Published in the Sydney Morning Herald on Thursday 19 September 2013
By Tim Costello, World Vision Australia chief executive
The Abbott government has wasted no time in reshaping Australia's aid program. Within hours of being sworn in on Wednesday, the new government created confusion around the status of AusAID, the independent agency that has managed Australia's aid program with integrity for more than two decades.
Our aid program is now to be ''integrated'' into the Department of Foreign Affairs and Trade where, according to the new Prime Minister, aid priorities can be more closely aligned to diplomatic interests. The decision is worrying because rather than the two objectives of aid and diplomacy being complementary, the livelihoods and health of our neighbours are now at risk of being subsumed to other, more short-term and politically expedient agendas.
Although only two weeks ago the Coalition retreated further on a bipartisan commitment to take Australian aid up to the global benchmark, its message that it would begin ''reform'' of the foreign aid program by redirecting funding towards non-government organisations was welcome. These organisations enjoy public support and trust. (World Vision Australia now only receives 11 per cent of its funding from AusAID.)
Canada and New Zealand have also taken the ''integration'' path in their aid programs, with negative results. Since the abolition of CIDA, AusAID's Canadian counterpart, that aid program has shrunk considerably and Canada's standing as a global citizen has diminished. The New Zealand experience is similarly discouraging.
As for AusAID, by and large it has delivered an effective program in an efficient way, borne out by the Independent Review of Aid Effectiveness, carried out in 2011 and given bipartisan endorsement. The review found that an already effective program could be further improved and made 39 recommendations as to how that might be achieved. At the time both parties appeared to accept the advice.
Equally AusAID has benefited from skilled and dedicated staff. It is always easy to point fingers at agencies that carry the responsibility of major spending. It is difficult to see how the performance of our aid program will be improved by being transferred to a non-specialist agency with less expertise and with an enormous workload of its own. If Australian aid is to maximise its potential impact, it needs both adequate resources and strong, informed leadership. It needs excellent technical capacity and coherent long-term planning.
Purists in the aid community have always felt that the purpose of aid should be solely about reducing poverty; realists have always understood that governments of all persuasions also take into account national interests. There is in fact no contradiction between promoting our national interests and meeting our moral obligation to the world's poorest people - especially in our own region - as a stable, healthy and prosperous region benefits Australia just as much as it does our neighbours.

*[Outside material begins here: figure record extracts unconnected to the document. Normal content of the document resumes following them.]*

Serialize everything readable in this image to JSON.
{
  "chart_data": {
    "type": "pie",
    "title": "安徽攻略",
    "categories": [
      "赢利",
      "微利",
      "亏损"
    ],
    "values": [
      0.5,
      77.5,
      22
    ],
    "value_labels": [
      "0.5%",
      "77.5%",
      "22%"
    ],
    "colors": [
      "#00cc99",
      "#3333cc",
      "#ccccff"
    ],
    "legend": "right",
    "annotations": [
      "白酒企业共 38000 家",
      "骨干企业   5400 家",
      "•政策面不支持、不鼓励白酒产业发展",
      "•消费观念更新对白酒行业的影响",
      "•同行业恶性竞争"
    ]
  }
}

The decision to slash the aid budget, the failure to appoint a dedicated minister for international development, and now this troubling development for our specialist aid agency all create grounds for serious misgivings about the program's prospects. This is not a simple matter of politics or a decision about administrative efficiency. It goes to the heart of what aid is for, and our capacity to save and improve lives. It goes to the heart also of our ability to shape our regional future and bring about security and prosperity for all.